The Development Bank of Jamaica (DBJ) has provided a $6.9 million grant to the Environment Health Foundation (EHF) for the implementation of a social development project in the community of Parade Gardens in South Central Kingston.

The parties signed a Memorandum of Understanding (MoU) to establish their partnership, during a press briefing held on June 4, at the DBJ’s offices on Oxford Road, Kingston.

Under the one-year project, the EHF will provide entrepreneurial, career development and skills training for the residents, as well as coaching in personal development and behavioural change.

It also involves outfitting the newly constructed Parade Gardens Community Centre with renewable energy and energy-efficient technologies; installing energy-efficient bulbs in households; and increasing awareness of the residents about the benefits of energy conservation.

Managing Director of the DBJ, Milverton Reynolds, said the aim is to empower the residents to improve their circumstances and contribute to the country’s development.

“We believe there is bound to be a positive developmental impact from this intervention. At the end of this one-year programme, the young people will have skills, which will be certified by HEART Trust/NTA,” he said.

He noted that with the new skills and certification, residents of the community “will become socially responsible citizens, participating fully in the life of the country and contributing their fair share of the taxes that help to improve the roads, education and health care.”

Director and Chief Executive Officer of the EHF, Novlet Deans, informed that the total cost of the project is in excess of $21.5 million.

She noted that some 90 residents of Parade Gardens are being targeted to benefit from the training and development initiatives.

“This project will result in employment opportunities and that will certainly aid in the development of Jamaica’s social infrastructure,” Mrs.
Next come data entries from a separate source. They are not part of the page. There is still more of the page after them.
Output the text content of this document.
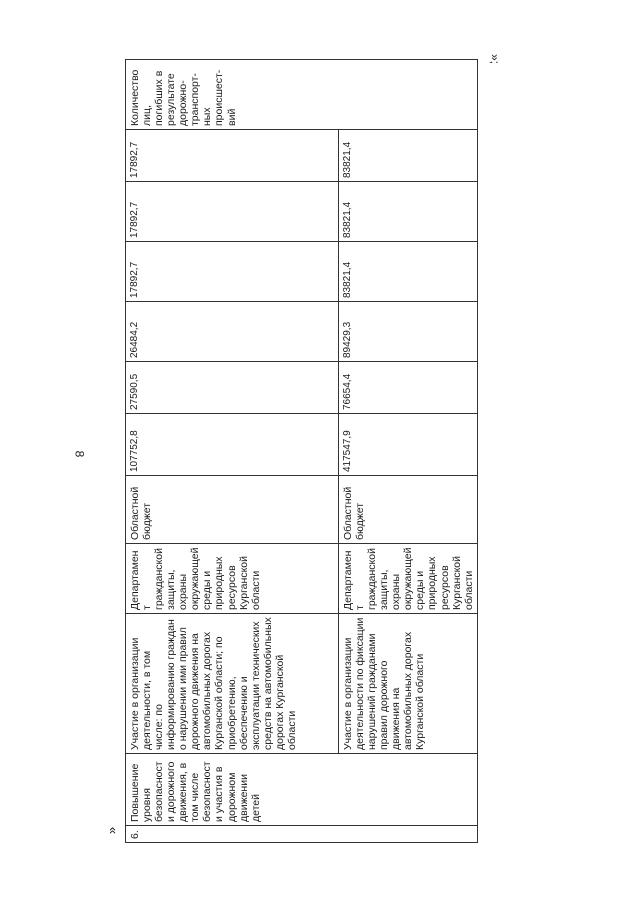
8
«
»;
6.	Повышение уровня безопасности дорожного движения, в том числе безопасности участия в дорожном движении детей	Участие в организации деятельности, в том числе: по информированию граждан о нарушении ими правил дорожного движения на автомобильных дорогах Курганской области; по приобретению, обеспечению и эксплуатации технических средств на автомобильных дорогах Курганской области	Департамент гражданской защиты, охраны окружающей среды и природных ресурсов Курганской области	Областной бюджет	107752,8	27590,5	26484,2	17892,7	17892,7	17892,7	Количество лиц, погибших в результате дорожно-транспорт-ных происшест-вий
		Участие в организации деятельности по фиксации нарушений гражданами правил дорожного движения на автомобильных дорогах Курганской области	Департамент гражданской защиты, охраны окружающей среды и природных ресурсов Курганской области	Областной бюджет	417547,9	76654,4	89429,3	83821,4	83821,4	83821,4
Deans said.

Vice President, Parade Gardens Community Centre, Shaka Payne, also welcomed the intervention which, he said, will provide the residents with skills to enhance their employability.
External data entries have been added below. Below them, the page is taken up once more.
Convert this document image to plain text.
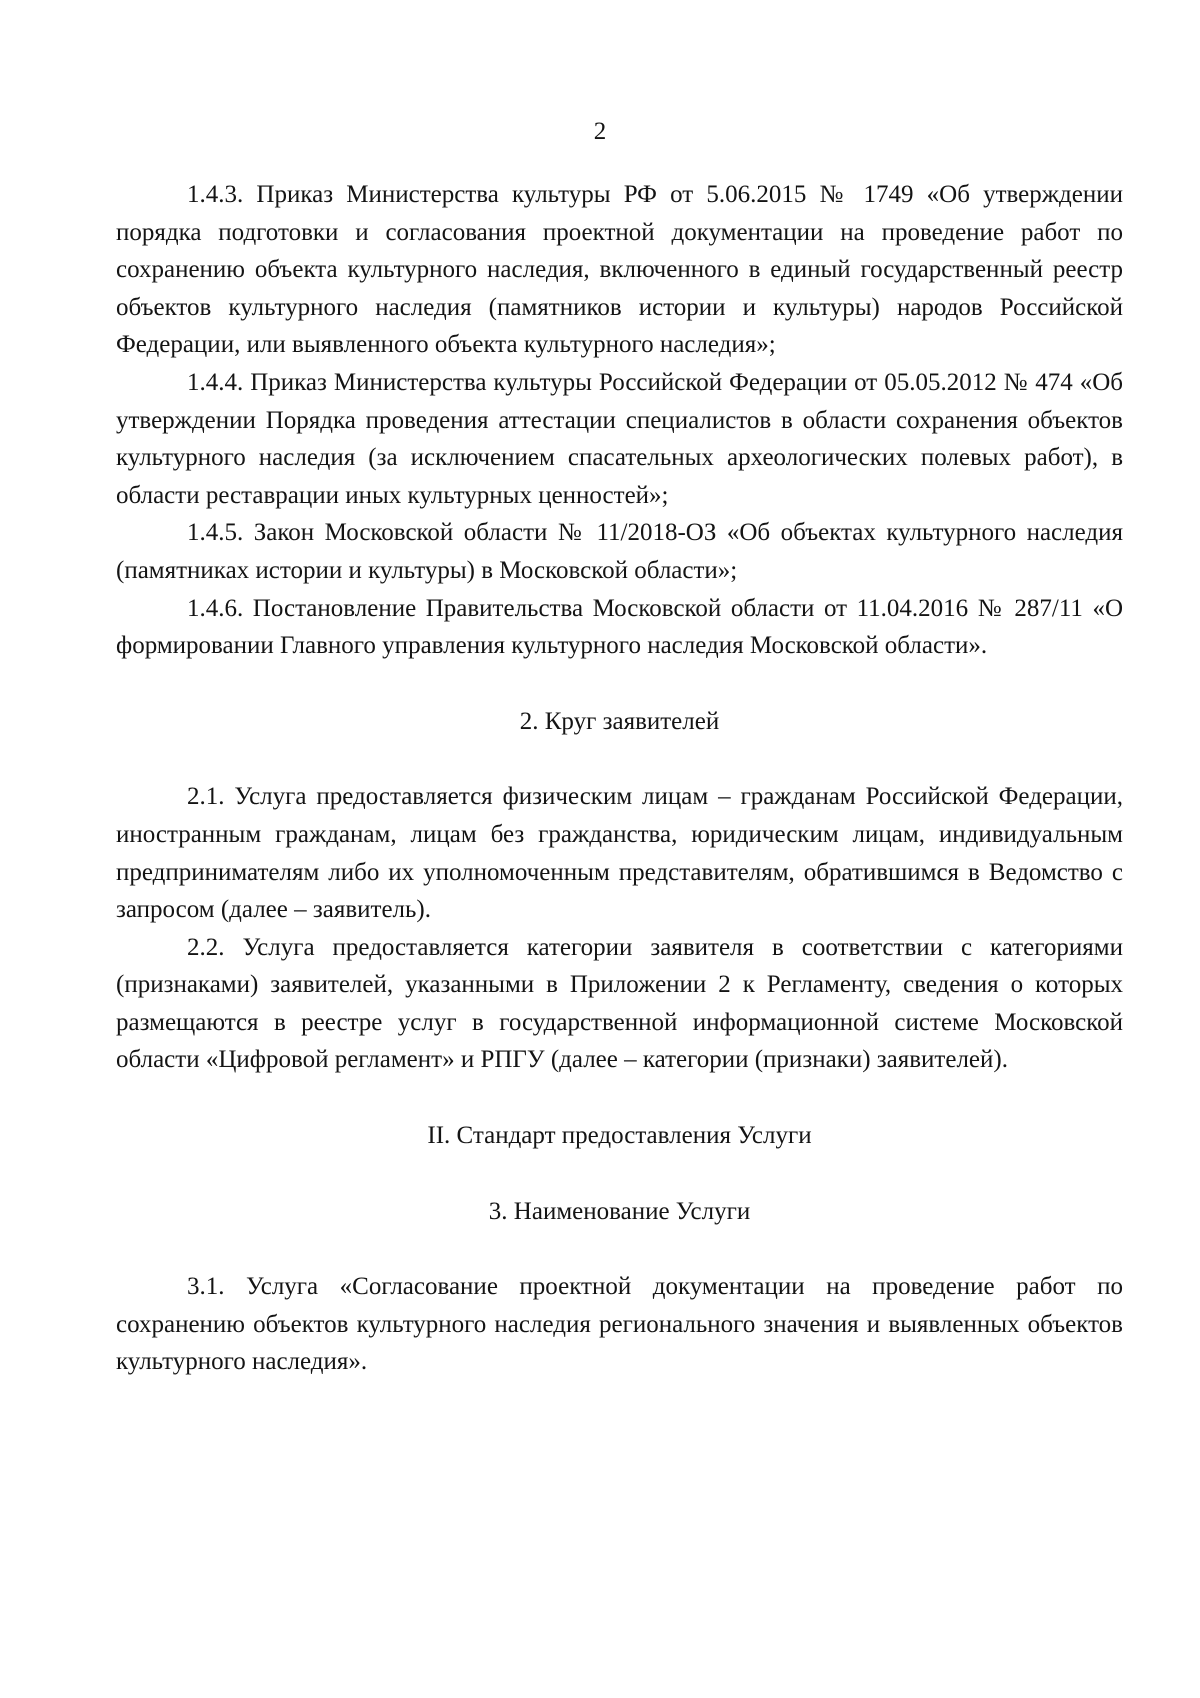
2

1.4.3. Приказ Министерства культуры РФ от 5.06.2015 № 1749 «Об утверждении порядка подготовки и согласования проектной документации на проведение работ по сохранению объекта культурного наследия, включенного в единый государственный реестр объектов культурного наследия (памятников истории и культуры) народов Российской Федерации, или выявленного объекта культурного наследия»;

1.4.4. Приказ Министерства культуры Российской Федерации от 05.05.2012 № 474 «Об утверждении Порядка проведения аттестации специалистов в области сохранения объектов культурного наследия (за исключением спасательных археологических полевых работ), в области реставрации иных культурных ценностей»;

1.4.5. Закон Московской области № 11/2018-ОЗ «Об объектах культурного наследия (памятниках истории и культуры) в Московской области»;

1.4.6. Постановление Правительства Московской области от 11.04.2016 № 287/11 «О формировании Главного управления культурного наследия Московской области».

2. Круг заявителей

2.1. Услуга предоставляется физическим лицам – гражданам Российской Федерации, иностранным гражданам, лицам без гражданства, юридическим лицам, индивидуальным предпринимателям либо их уполномоченным представителям, обратившимся в Ведомство с запросом (далее – заявитель).

2.2. Услуга предоставляется категории заявителя в соответствии с категориями (признаками) заявителей, указанными в Приложении 2 к Регламенту, сведения о которых размещаются в реестре услуг в государственной информационной системе Московской области «Цифровой регламент» и РПГУ (далее – категории (признаки) заявителей).

II. Стандарт предоставления Услуги

3. Наименование Услуги

3.1. Услуга «Согласование проектной документации на проведение работ по сохранению объектов культурного наследия регионального значения и выявленных объектов культурного наследия».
He said equipping the community centre with energy-efficient technologies will lower the energy bill by at least 70 per cent.

“This will also aid in keeping us off an overwhelming statistics of community centres across Jamaica that have closed down because of inability to pay utilities and maintenance,” he said.

Other participating stakeholders include the Planning Institute of Jamaica (PIOJ), the Social Development Commission (SDC), HEART Trust/NTA and the Caribbean Maritime Institute (CMI).